2 min read.Updated: 15 Nov 2020, 08:57 PM ISTAparna Iyer
No amount of monetary easing matters if private consumption does not pick up pace
As inflation reduces the value of money, Indians would be less likely to increase consumption
October’s retail inflation print is the ninth monthly one above the flexible inflation target of 2-6% given to the Reserve Bank of India (RBI) by law. In 2020 so far, inflation has been below 6% only in March.
In a normal year, this would have entailed a hike in policy rates because RBI is legally bound to keep inflation within the 2-6% band. However, FY21 is anything but a normal year. India’s economy is estimated to shrink by about 10% in the current fiscal year.
As such, economists are hopeful that RBI delivers one more cut in its policy rate in February. “We expect the RBI to pause at its 5 December policy meeting because of the elevated inflation outturn. However, because of our view of moderating inflation amid the large negative output gap, we maintain our view of 50bp (basis points) of policy easing to be delivered in H1 2021," analysts at Nomura wrote in a note. Those at Barclays supported this view. One basis point is one-hundredth of a percentage point.
The repo rate, which is 4% at present, would drop to its lowest point of 3.5% if the central bank meets Nomura’s expectations. However, no amount of monetary easing or loose fiscal policy matters if private consumption does not pick up pace.
Here, we come full circle to the rise in inflation. An increase in the retail inflation rate hurts everyone from savers to consumers. Economists have warned that interest rates have turned negative for savers, penalizing them amid a pandemic. Household savings have surged to 21.6% in the April-June quarter as a precautionary move by Indians.
Penalizing savings logically should lead to more consumption and these savings built up during April-June could flow out as consumption expenditure.

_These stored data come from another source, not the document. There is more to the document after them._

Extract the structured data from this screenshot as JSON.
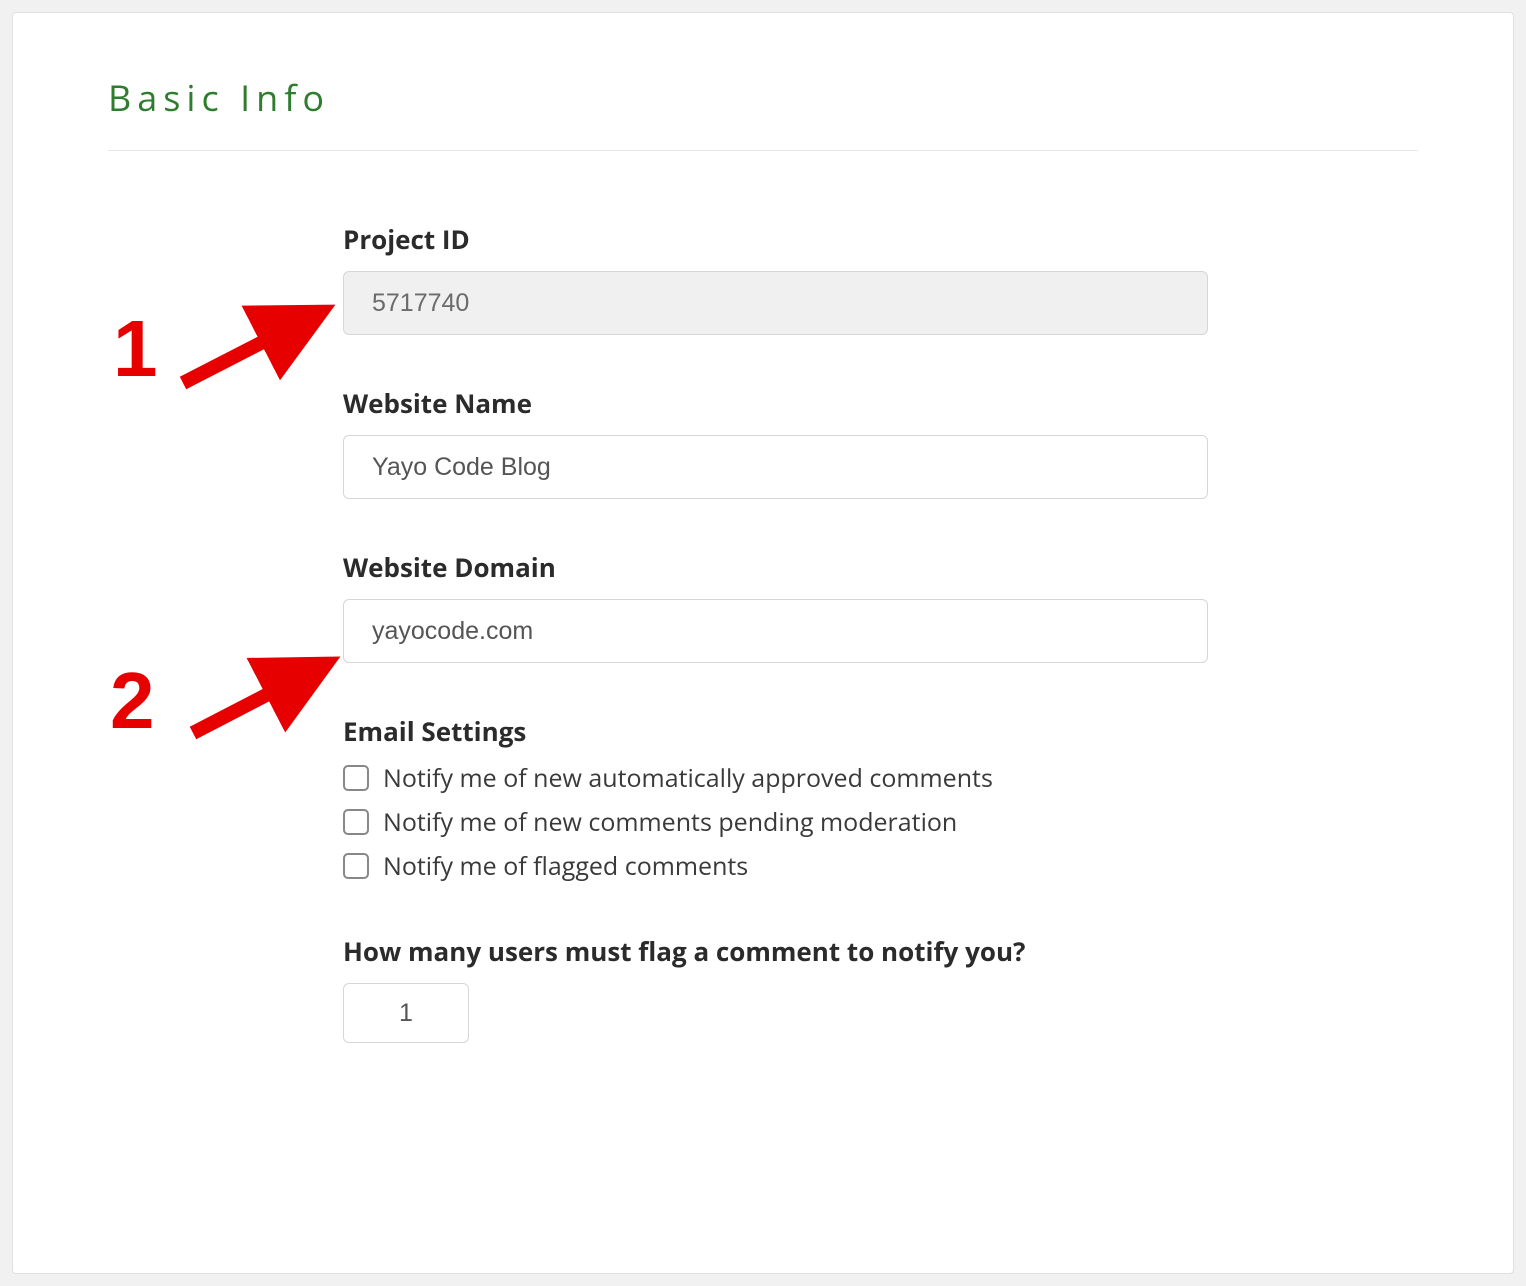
{
  "section": {
    "title": "Basic Info"
  },
  "fields": {
    "project_id": {
      "label": "Project ID",
      "value": "5717740"
    },
    "website_name": {
      "label": "Website Name",
      "value": "Yayo Code Blog"
    },
    "website_domain": {
      "label": "Website Domain",
      "value": "yayocode.com"
    },
    "email_settings": {
      "label": "Email Settings",
      "options": [
        "Notify me of new automatically approved comments",
        "Notify me of new comments pending moderation",
        "Notify me of flagged comments"
      ]
    },
    "flag_threshold": {
      "label": "How many users must flag a comment to notify you?",
      "value": "1"
    }
  },
  "annotations": {
    "one": "1",
    "two": "2"
  }
}
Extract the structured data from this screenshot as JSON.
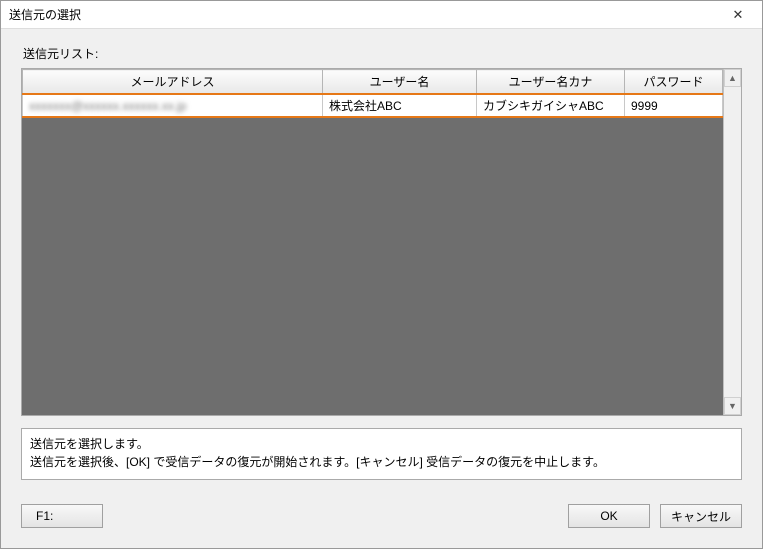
{
  "window": {
    "title": "送信元の選択"
  },
  "list_label": "送信元リスト:",
  "columns": [
    "メールアドレス",
    "ユーザー名",
    "ユーザー名カナ",
    "パスワード"
  ],
  "rows": [
    {
      "email": "xxxxxxx@xxxxxx.xxxxxx.xx.jp",
      "email_obscured": true,
      "user_name": "株式会社ABC",
      "user_name_kana": "カブシキガイシャABC",
      "password": "9999"
    }
  ],
  "info": {
    "line1": "送信元を選択します。",
    "line2": "送信元を選択後、[OK] で受信データの復元が開始されます。[キャンセル] 受信データの復元を中止します。"
  },
  "buttons": {
    "f1": "F1:",
    "ok": "OK",
    "cancel": "キャンセル"
  }
}
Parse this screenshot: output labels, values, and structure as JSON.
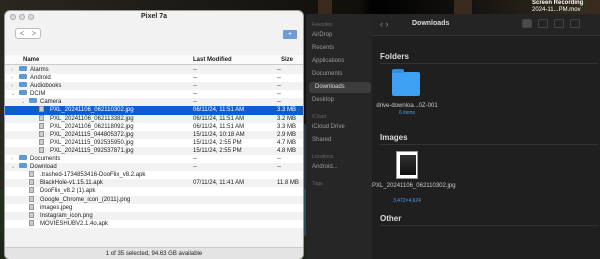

However, as inflation reduces the value of money, Indians would be less likely to increase consumption. Given that there is still gloom over employment, pushing up consumption will be tough. “Empirical evidence suggests a weak negative relationship between inflation and consumption expenditure. This means that, given their budget constraint, households tend to slow down consumption of non-essentials when prices rise fast," wrote economists at Crisil Ltd in a note.
Thus, unless inflation eases, the recent encouraging recovery reflected in several economic data may flounder. RBI recognizes this risk. In an article in its November bulletin, the central bank had flagged inflation as a formidable risk to the prospects of a recovery. “There is a grave risk of generalisation of price pressures, unanchoring of inflation expectations feeding into a loss of credibility in policy interventions and the eventual corrosion of the nascent growth impulses that are making their appearance," the bulletin said.